Il s’oblige à boire quelques gorgées d’eau au lavabo. Instinct de survie. Depuis ce matin, le vertige le saisit dès qu’il quitte la position assise.
Encore quelques jours, peut-être quelques heures, et il aura vraiment du mal à se lever.
Lorsqu’il entend la porte grincer, il ferme les yeux.
Sa persécutrice revient. Quel jeu va-t-elle inventer, cette fois ?
Elle va l’obliger à lui lécher les pieds sous la menace du revolver ? Tout lui semble possible à présent.
Elle se faufile, ombre dans l’ombre.

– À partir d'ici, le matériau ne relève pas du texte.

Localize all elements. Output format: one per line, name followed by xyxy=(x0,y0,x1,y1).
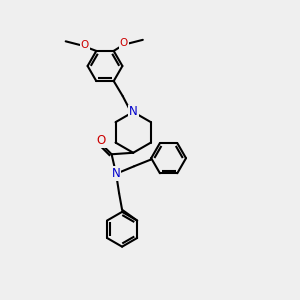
Text: N: N xyxy=(129,106,138,118)
Text: O: O xyxy=(97,134,106,147)
Text: O: O xyxy=(81,40,89,50)
Text: O: O xyxy=(119,38,128,48)
Text: N: N xyxy=(112,167,121,180)
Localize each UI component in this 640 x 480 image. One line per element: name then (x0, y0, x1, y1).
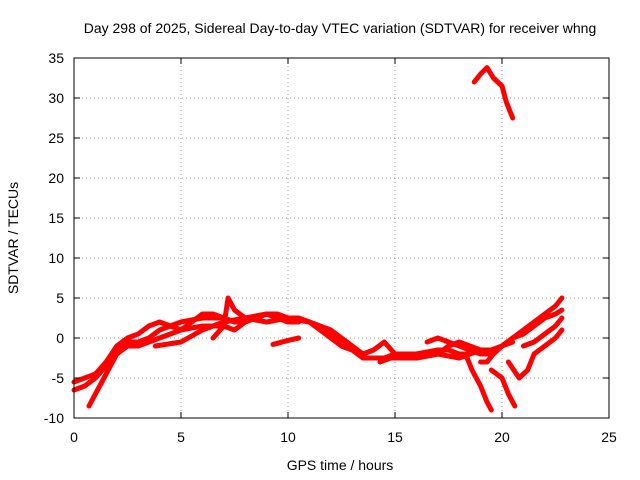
y-tick-label: 0 (56, 330, 64, 346)
x-tick-label: 0 (70, 429, 78, 445)
series-line-trace-5 (210, 295, 248, 341)
y-tick-label: 10 (48, 250, 64, 266)
x-tick-label: 15 (387, 429, 403, 445)
series-line-trace-6 (270, 335, 302, 347)
y-tick-label: 20 (48, 170, 64, 186)
x-tick-label: 20 (494, 429, 510, 445)
y-tick-label: 5 (56, 290, 64, 306)
series-line-trace-16 (471, 65, 516, 121)
chart-title: Day 298 of 2025, Sidereal Day-to-day VTE… (84, 20, 597, 36)
series-line-trace-15 (520, 315, 565, 349)
y-axis-label: SDTVAR / TECUs (5, 182, 21, 294)
x-tick-label: 5 (177, 429, 185, 445)
series-line-trace-11 (463, 351, 494, 413)
x-tick-label: 10 (280, 429, 296, 445)
y-tick-label: 30 (48, 90, 64, 106)
series-line-trace-3 (86, 311, 302, 409)
plot-frame (73, 57, 610, 419)
series-line-trace-4 (152, 311, 355, 349)
series-line-trace-14 (505, 327, 565, 381)
x-axis-label: GPS time / hours (287, 457, 394, 473)
traces-layer (71, 65, 565, 413)
y-tick-label: -5 (52, 370, 65, 386)
grid-layer (74, 58, 609, 418)
y-tick-label: 15 (48, 210, 64, 226)
series-line-trace-9 (377, 339, 494, 365)
series-line-trace-12 (478, 307, 565, 365)
series-line-trace-13 (488, 367, 518, 409)
x-tick-label: 25 (601, 429, 617, 445)
y-tick-label: 35 (48, 50, 64, 66)
ticks-layer: 0 5 10 15 20 25 -10 -5 0 5 10 15 20 25 30 35 (44, 50, 617, 445)
y-tick-label: 25 (48, 130, 64, 146)
y-tick-label: -10 (44, 410, 64, 426)
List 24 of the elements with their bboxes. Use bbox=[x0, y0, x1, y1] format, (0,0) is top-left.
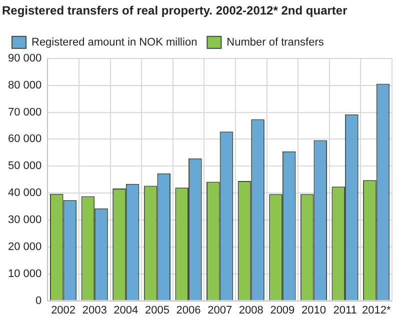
x-tick-label: 2002 bbox=[51, 304, 76, 316]
y-tick-label: 10 000 bbox=[8, 268, 42, 280]
x-tick-label: 2011 bbox=[333, 304, 357, 316]
y-tick-label: 80 000 bbox=[8, 79, 42, 92]
x-tick-label: 2009 bbox=[270, 304, 295, 316]
y-tick-label: 60 000 bbox=[8, 133, 42, 146]
x-tick-label: 2006 bbox=[176, 304, 201, 316]
x-tick-label: 2010 bbox=[301, 304, 326, 316]
x-tick-label: 2005 bbox=[144, 304, 170, 316]
x-tick-label: 2004 bbox=[114, 304, 138, 316]
x-tick-label: 2012* bbox=[362, 304, 392, 316]
legend-label: Number of transfers bbox=[226, 36, 324, 48]
x-tick-label: 2003 bbox=[82, 304, 107, 316]
y-tick-label: 50 000 bbox=[8, 160, 42, 172]
y-tick-label: 40 000 bbox=[8, 187, 42, 200]
y-tick-label: 70 000 bbox=[8, 106, 42, 118]
chart-title: Registered transfers of real property. 2002-2012* 2nd quarter bbox=[2, 4, 348, 18]
y-tick-label: 20 000 bbox=[8, 240, 42, 253]
legend-label: Registered amount in NOK million bbox=[32, 36, 198, 48]
y-tick-label: 0 bbox=[36, 294, 42, 307]
x-tick-label: 2007 bbox=[208, 304, 232, 316]
y-tick-label: 30 000 bbox=[8, 214, 42, 226]
y-tick-label: 90 000 bbox=[8, 52, 42, 64]
x-tick-label: 2008 bbox=[238, 304, 264, 316]
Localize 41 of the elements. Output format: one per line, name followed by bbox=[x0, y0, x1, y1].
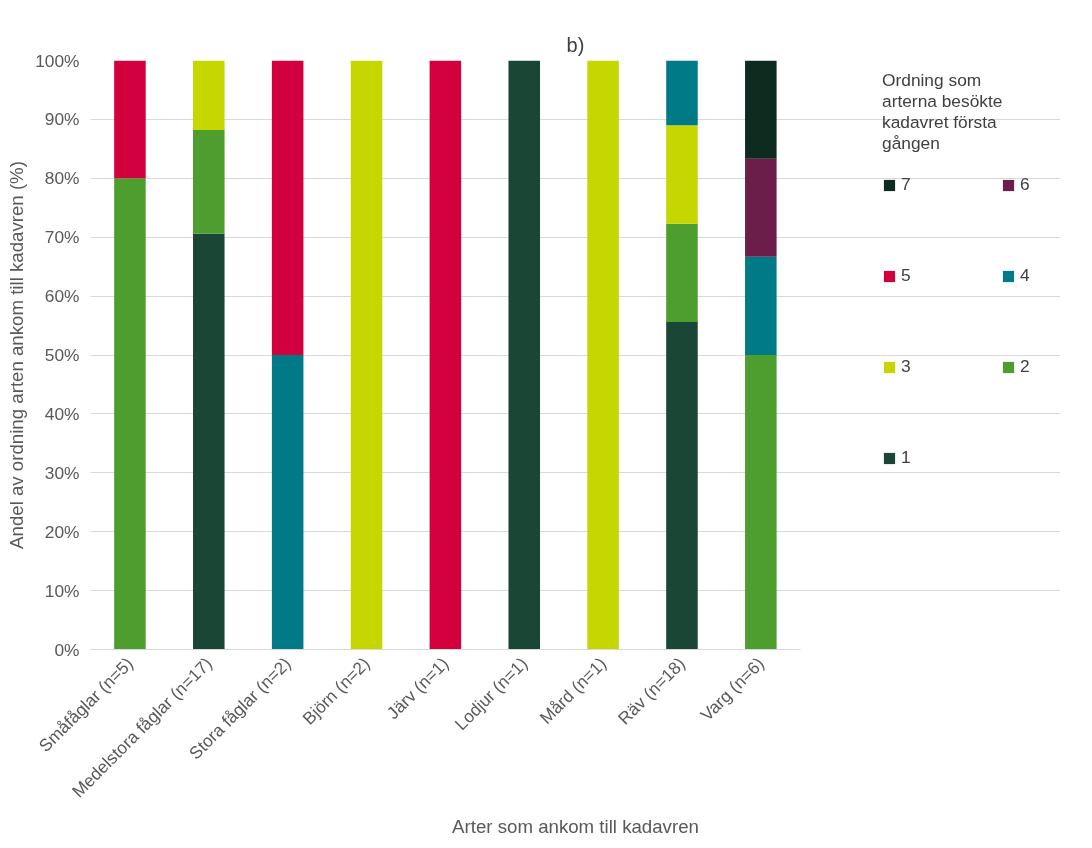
legend-label: 2 bbox=[1020, 356, 1031, 377]
y-tick-label: 50% bbox=[44, 345, 80, 365]
bar bbox=[587, 60, 619, 650]
y-tick-label: 100% bbox=[35, 50, 80, 71]
bar bbox=[666, 125, 698, 224]
bar bbox=[114, 178, 146, 650]
y-tick-label: 20% bbox=[44, 521, 80, 542]
bar bbox=[666, 60, 698, 126]
bar bbox=[745, 355, 777, 650]
chart-title: b) bbox=[566, 33, 585, 56]
bar bbox=[429, 60, 462, 650]
y-tick-label: 30% bbox=[44, 462, 80, 483]
x-axis-title: Arter som ankom till kadavren bbox=[452, 816, 699, 838]
bar bbox=[666, 223, 698, 323]
y-tick-label: 0% bbox=[54, 639, 80, 660]
y-axis-title: Andel av ordning arten ankom till kadavren (%) bbox=[6, 161, 28, 549]
y-tick-label: 40% bbox=[44, 403, 80, 424]
legend-label: 4 bbox=[1020, 265, 1031, 286]
y-tick-label: 90% bbox=[44, 109, 80, 130]
y-tick-label: 70% bbox=[44, 227, 80, 248]
legend-label: 6 bbox=[1020, 174, 1031, 195]
legend-label: 1 bbox=[901, 447, 912, 468]
bar bbox=[350, 60, 383, 650]
bar bbox=[193, 60, 225, 130]
bar bbox=[666, 322, 698, 650]
bar bbox=[114, 60, 146, 179]
legend-label: 3 bbox=[901, 356, 912, 377]
legend-title: Ordning som arterna besökte kadavret första gången bbox=[882, 70, 1004, 154]
y-tick-label: 10% bbox=[44, 580, 80, 601]
y-tick-label: 80% bbox=[44, 168, 80, 189]
bar bbox=[193, 130, 225, 234]
bar bbox=[745, 256, 777, 355]
bar bbox=[745, 158, 777, 257]
y-tick-label: 60% bbox=[44, 286, 80, 307]
bar bbox=[508, 60, 541, 650]
bar bbox=[271, 355, 304, 650]
bar bbox=[193, 233, 225, 650]
legend-label: 7 bbox=[901, 174, 912, 195]
bar bbox=[271, 60, 304, 355]
legend-label: 5 bbox=[901, 265, 912, 286]
bar bbox=[745, 60, 777, 159]
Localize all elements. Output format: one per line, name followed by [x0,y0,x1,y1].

L’observe quelques minutes, protégée par son tchador d’obscurité. Puis enfin, elle s’approche à visage découvert.
— Ça ne va pas fort, on dirait !
— Non, pas trop…
— Tu es fatigué, Benoît ?
— Oui…
Elle passe les vêtements propres de son côté, il n’en croit pas ses yeux.
— Jean, chemise, pull… Caleçon, chaussettes… Je n’oublie rien ? Ah si… La couverture… Et puis voilà ta trousse de toilette aussi… Tu vas pouvoir ressembler à quelqu’un, à nouveau.